The smell of kanna is compared to that of tobacco and its taste described as very bitter. Traditional healers warn that fermented kanna should only be chewed for about 15 minutes and then removed from the mouth. Any longer than that and the user will become intoxicated .
The recommended dosage of Zembrin, a commercial Sceletium tortuosum extract, is 25 – 50 mg per day for cognitive effects. Some South African psychiatrists prescribe kanna for major depression and anxiety; these patients receive between 100 – 200mg per day, taking half with breakfast and half with lunch [61, 62, 41, 20].
In a rat toxicology study, researchers concluded that up to 6 mg per kg of body weight per day would be completely safe to consume. For an average adult human, that works out to 420 mg per day, far above the effective dose .
According to tradition, fermented kanna should be chewed for about 15 minutes and then removed from the mouth for the best result. If chewed for longer, they say, it will intoxicate the user .
Limitations and Caveats
Much of the traditional knowledge of Sceletium tortuosum has either been lost or has yet to be scientifically verified. Of the work that does exist, a significant proportion belongs to a single researcher for whom kanna and other traditional South African medicines are a passion project. While his work and interest predate any corporate partnership, he is currently a Director of the company that makes Zembrin, a commercial extract of Sceletium tortuosum. This company, HG&H Pharmaceuticals, funds a large proportion of current research on kanna.
Research on kanna’s beneficial effects is in its preliminary stages. Effects which have been demonstrated in cell studies may not have been tested in live animal or clinical human studies. Some clinical human studies, furthermore, suffer from small sample sizes.

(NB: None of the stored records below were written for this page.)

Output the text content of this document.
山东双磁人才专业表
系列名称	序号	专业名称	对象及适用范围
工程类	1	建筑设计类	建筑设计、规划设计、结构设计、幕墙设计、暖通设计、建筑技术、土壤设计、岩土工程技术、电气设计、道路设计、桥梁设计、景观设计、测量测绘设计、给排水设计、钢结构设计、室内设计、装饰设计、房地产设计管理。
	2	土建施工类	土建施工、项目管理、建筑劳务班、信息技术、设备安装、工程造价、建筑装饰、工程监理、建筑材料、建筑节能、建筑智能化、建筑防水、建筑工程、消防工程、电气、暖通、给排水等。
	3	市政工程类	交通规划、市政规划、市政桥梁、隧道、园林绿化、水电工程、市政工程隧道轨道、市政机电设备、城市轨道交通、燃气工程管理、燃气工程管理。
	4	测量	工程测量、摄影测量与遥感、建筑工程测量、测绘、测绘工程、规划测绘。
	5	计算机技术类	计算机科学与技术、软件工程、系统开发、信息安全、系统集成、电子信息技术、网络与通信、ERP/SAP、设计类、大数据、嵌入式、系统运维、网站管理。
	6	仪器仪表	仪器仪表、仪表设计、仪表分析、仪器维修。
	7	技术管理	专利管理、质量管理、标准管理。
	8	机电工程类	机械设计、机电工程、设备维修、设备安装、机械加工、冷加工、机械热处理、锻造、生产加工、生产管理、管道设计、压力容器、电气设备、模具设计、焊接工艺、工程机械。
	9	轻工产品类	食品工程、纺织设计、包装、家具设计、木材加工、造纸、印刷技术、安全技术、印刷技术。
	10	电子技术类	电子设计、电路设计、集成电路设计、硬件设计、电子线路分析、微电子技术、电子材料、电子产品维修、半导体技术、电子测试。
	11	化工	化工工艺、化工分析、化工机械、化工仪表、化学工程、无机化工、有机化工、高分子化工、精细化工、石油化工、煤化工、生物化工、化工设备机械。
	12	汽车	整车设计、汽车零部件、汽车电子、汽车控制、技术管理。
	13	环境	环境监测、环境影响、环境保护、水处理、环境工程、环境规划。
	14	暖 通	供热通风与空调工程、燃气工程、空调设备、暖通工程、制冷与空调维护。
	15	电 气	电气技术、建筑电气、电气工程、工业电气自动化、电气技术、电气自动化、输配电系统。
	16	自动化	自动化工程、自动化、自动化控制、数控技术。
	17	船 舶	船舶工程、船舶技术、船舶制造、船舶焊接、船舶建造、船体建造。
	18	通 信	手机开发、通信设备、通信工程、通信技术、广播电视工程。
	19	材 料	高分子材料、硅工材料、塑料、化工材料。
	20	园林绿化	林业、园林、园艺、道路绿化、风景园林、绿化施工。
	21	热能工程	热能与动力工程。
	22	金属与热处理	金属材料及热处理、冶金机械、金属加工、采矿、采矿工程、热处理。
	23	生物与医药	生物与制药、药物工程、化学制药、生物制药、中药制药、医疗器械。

Anecdotal reports of some benefits are, by their nature, selective: only the success stories are presented.
Kanna is the fermented product of the whole Sceletium tortuosum plant: a small succulent that grows wild in South Africa. Kanna’s active components, mesembrine and mesembrenone, may act as natural serotonin reuptake inhibitors, increasing the amount of available serotonin in the brain.
Kanna has antidepressant and anti-anxiety properties and may improve executive function and cognitive flexibility. It is traditionally used as a mild painkiller and to decrease appetite. It is recognized as safe, with few reported side effects even at large doses; however, some people may get nauseated the first time they use this herb. Kanna has not been demonstrated to be addictive.
Because kanna is a serotonin reuptake inhibitor, it should not be mixed with other serotonin reuptake inhibitors. Too much serotonin in the body can result in serotonin syndrome, a potentially life-threatening condition. Use caution when combining kanna with any substance that affects serotonin, including SSRIs and antipsychotic medication. Many genes influence the body’s response to serotonin reuptake inhibitors. These genes may also affect how you experience kanna.